Over the Ocean to Canada is a love song, telling the story of a British war bride who like so many at the end of WWII followed her love, a Canadian serviceman stationed in Britain during the war, across the ocean for a new life together. Allison Lupton remarks, “I am so taken by people who could find love in a time of such darkness. I conceived the song as a dance, in waltz tempo. So many met at a dance.”

Intermission

Edward German (1862–1936)
Welsh Rhapsody

Edward German was a prolific and popular English composer of Welsh heritage. Indeed his surname German is an anglicized version of the Welsh name, Garmon. German’s childhood was infused with music-making and amateur theatrical productions. He began his career teaching violin at the Royal Academy of Music, and played in the orchestra for many theatrical productions, particularly at London’s famous Savoy Theatre. In 1888 he was appointed musical director at the Globe Theatre. All the while, German immersed himself in music composition. It is not surprising that as a composer German is best known for his incidental music for the stage, but he also composed a large body of “serious” music, including many works for orchestra. His best-known orchestral concert piece is Welsh Rhapsody.

Edward German

Welsh Rhapsody was written for the opening of the Cardiff (Wales) Musical Festival in 1904, where it was very enthusiastically received. Each section of the rhapsody is based on well-known Welsh folk tunes, skillfully crafted together into a cohesive orchestral work. The sections are:

I. Loudly Proclaim
II. Hunting the Hare – Bells of Aberdovey
III. David of the White Rock
IV. Men of Harlech

The rhapsody proved to be extremely popular during German’s lifetime and was the last of his orchestral works that German conducted in public, most fittingly in Aberystwyth, Wales, in 1927.

Allison Lupton Band

Where Oh Where My Rising Star (with the orchestra)
Music & lyrics by Craig Werth
Orchestral arrangement by Kevin Fox

This song by Craig Werth tells the story of two lovers separated by distance but connected by the stars. “Where oh where my rising star, I’m weary, I have come so far. If I can’t have your warm embrace, illuminate me with your face.”

Step Up Molly
Music & lyrics by Allison Lupton

Step Up Molly tells the little-known story of the young women who were recruited from Newfoundland to work in the Dominion Woollens Mill in Cambridge, Ontario, during World War II.

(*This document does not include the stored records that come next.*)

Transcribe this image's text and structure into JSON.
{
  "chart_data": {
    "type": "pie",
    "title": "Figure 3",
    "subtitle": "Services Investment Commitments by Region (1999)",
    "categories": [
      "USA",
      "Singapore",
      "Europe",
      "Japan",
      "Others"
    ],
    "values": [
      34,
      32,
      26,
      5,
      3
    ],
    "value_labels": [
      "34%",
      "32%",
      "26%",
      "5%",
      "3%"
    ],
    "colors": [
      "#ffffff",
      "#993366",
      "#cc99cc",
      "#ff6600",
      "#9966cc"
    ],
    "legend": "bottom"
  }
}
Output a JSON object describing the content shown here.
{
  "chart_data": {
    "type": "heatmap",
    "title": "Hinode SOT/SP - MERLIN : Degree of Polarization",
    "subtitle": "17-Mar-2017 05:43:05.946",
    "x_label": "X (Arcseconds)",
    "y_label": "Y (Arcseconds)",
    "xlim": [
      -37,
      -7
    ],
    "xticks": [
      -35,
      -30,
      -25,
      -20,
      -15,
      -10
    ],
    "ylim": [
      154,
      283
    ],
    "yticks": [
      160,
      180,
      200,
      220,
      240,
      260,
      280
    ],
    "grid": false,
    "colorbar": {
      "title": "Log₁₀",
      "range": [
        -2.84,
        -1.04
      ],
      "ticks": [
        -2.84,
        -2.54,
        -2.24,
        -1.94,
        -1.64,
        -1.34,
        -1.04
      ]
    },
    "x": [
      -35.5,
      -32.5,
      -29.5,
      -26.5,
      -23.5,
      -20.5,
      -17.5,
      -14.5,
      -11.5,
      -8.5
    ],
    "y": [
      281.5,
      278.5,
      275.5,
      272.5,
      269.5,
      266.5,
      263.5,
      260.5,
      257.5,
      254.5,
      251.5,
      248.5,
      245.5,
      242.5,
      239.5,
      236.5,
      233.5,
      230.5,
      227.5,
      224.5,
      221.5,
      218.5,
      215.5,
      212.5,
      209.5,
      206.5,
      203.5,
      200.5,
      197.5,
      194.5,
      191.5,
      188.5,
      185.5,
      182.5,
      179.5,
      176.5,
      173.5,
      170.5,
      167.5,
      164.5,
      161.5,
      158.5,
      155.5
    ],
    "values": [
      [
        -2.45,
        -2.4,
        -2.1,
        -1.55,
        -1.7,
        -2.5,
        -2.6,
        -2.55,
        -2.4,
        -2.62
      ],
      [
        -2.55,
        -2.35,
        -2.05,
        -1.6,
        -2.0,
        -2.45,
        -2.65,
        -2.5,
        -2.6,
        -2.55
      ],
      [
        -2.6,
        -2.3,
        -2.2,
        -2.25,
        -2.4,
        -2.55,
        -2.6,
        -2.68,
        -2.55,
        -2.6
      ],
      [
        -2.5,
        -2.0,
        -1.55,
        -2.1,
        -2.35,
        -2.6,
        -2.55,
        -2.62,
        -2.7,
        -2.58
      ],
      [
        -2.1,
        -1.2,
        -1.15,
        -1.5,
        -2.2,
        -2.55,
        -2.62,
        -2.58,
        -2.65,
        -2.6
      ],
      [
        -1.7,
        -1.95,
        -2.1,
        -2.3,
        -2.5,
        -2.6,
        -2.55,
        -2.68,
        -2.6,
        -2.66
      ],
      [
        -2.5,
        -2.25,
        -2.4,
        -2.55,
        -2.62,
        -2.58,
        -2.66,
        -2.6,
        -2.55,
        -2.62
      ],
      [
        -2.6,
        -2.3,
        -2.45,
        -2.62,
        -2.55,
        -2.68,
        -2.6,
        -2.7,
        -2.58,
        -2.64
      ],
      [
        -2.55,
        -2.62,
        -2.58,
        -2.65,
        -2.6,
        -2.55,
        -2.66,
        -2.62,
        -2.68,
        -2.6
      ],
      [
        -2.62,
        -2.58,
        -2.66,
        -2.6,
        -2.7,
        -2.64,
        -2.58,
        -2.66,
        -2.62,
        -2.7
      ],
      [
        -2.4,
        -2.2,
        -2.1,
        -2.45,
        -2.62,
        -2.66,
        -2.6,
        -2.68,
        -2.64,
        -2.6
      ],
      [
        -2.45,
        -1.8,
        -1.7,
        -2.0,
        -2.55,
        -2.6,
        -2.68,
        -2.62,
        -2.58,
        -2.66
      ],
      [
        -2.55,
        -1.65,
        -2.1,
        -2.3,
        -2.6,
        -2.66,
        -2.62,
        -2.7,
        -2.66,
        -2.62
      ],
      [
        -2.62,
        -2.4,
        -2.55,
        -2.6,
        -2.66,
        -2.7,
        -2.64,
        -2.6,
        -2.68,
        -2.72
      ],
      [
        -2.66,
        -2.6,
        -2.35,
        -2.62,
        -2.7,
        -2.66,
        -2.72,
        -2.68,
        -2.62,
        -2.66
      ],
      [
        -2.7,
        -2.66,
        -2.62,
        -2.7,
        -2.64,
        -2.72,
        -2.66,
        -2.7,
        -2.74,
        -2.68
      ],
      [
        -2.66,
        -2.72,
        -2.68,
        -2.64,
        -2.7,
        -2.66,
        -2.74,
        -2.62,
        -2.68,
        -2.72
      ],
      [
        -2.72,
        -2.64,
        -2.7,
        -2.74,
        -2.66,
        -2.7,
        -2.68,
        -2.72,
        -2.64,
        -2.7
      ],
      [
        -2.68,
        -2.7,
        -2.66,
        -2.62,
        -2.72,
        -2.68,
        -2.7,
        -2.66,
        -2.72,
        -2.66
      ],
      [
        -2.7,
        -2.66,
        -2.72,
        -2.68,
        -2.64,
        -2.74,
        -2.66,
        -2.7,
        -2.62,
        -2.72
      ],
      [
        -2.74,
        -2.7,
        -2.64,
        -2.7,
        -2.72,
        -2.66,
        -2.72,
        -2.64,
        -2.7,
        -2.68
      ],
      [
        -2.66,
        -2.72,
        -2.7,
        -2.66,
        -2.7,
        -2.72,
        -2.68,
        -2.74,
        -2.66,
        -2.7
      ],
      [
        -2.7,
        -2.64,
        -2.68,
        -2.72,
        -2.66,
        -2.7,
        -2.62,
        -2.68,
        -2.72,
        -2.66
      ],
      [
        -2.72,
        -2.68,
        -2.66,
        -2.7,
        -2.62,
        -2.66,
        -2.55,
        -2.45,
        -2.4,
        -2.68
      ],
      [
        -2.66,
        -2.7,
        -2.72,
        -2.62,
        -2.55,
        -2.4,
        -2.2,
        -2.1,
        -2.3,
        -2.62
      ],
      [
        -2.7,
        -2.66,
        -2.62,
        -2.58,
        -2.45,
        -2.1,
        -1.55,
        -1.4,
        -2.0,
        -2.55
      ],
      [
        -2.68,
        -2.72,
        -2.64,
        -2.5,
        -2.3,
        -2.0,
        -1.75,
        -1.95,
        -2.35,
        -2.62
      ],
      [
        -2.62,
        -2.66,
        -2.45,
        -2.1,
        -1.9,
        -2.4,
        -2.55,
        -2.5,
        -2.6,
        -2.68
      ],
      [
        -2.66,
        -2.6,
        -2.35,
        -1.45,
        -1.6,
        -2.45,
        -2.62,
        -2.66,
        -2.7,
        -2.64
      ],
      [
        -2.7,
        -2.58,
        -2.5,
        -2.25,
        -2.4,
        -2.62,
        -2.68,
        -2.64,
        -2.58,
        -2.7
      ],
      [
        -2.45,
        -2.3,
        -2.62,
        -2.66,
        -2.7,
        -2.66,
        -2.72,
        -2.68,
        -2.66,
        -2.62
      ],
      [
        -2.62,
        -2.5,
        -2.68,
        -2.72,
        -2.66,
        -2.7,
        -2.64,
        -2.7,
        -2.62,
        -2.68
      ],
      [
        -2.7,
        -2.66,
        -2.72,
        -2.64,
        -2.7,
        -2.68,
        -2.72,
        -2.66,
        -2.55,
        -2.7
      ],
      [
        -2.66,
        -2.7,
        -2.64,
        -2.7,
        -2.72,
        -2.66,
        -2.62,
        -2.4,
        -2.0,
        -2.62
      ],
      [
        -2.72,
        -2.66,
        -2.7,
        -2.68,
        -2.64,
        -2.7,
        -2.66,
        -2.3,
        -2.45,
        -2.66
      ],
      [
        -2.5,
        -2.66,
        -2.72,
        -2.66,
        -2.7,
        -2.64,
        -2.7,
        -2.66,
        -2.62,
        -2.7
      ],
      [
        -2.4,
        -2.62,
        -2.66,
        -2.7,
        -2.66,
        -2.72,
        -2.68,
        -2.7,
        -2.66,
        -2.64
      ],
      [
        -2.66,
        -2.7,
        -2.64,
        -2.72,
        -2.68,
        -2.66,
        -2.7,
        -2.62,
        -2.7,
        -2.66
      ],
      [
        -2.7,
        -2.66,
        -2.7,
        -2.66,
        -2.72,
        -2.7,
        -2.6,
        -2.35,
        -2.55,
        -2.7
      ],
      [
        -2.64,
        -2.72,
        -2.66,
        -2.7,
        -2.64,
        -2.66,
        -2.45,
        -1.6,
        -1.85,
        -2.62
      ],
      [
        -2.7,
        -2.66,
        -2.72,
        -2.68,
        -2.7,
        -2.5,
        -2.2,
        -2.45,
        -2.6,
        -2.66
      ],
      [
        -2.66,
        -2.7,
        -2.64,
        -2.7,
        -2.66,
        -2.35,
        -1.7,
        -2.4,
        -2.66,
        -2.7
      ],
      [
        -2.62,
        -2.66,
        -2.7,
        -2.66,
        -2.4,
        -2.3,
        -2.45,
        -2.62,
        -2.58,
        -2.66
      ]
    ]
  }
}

Inchoate / Flower of the Flock / Laughin’ In Baffin / Old Mill Road
The band performs this set of four songs.

Away (with the orchestra)
Featured Tunes: Burnt River Jig & Lucky and Lefty
Music & lyrics by Allison Lupton
Tunes – Brian Pickell & Allison Lupton
Orchestral arrangement by Benjamin Knorr-Byron

Away tells the story of the home children. Between 1869 and 1939 over 100,000 children were sent from Britain to Canada through organized programs. The children, mostly from disadvantaged backgrounds, were placed with families in rural Canada, presumably to offer them better opportunities in life. While some did indeed have positive experiences, the reality was that many of these children faced very harsh conditions, exploitation, and even abuse. The song was inspired by the story of Allison’s Great Uncle Reg, himself a home child. Allison had not known her uncle’s story until recently. He, like so many, rarely talked of his early experience. Allison observed, “There was a stigma – if you were sent to Canada, it was somehow bad.”

Bonnie and May (with the orchestra)
Featured Tune: Sally Ann
Music by Allison Lupton & Craig Werth
Orchestral arrangement by Benjamin Knorr-Byron

The song Bonnie and May tells the true story of Allison Lupton’s grandfather growing up on a farm in southwestern Ontario, working with his two magnificent Percherons, Bonnie and May.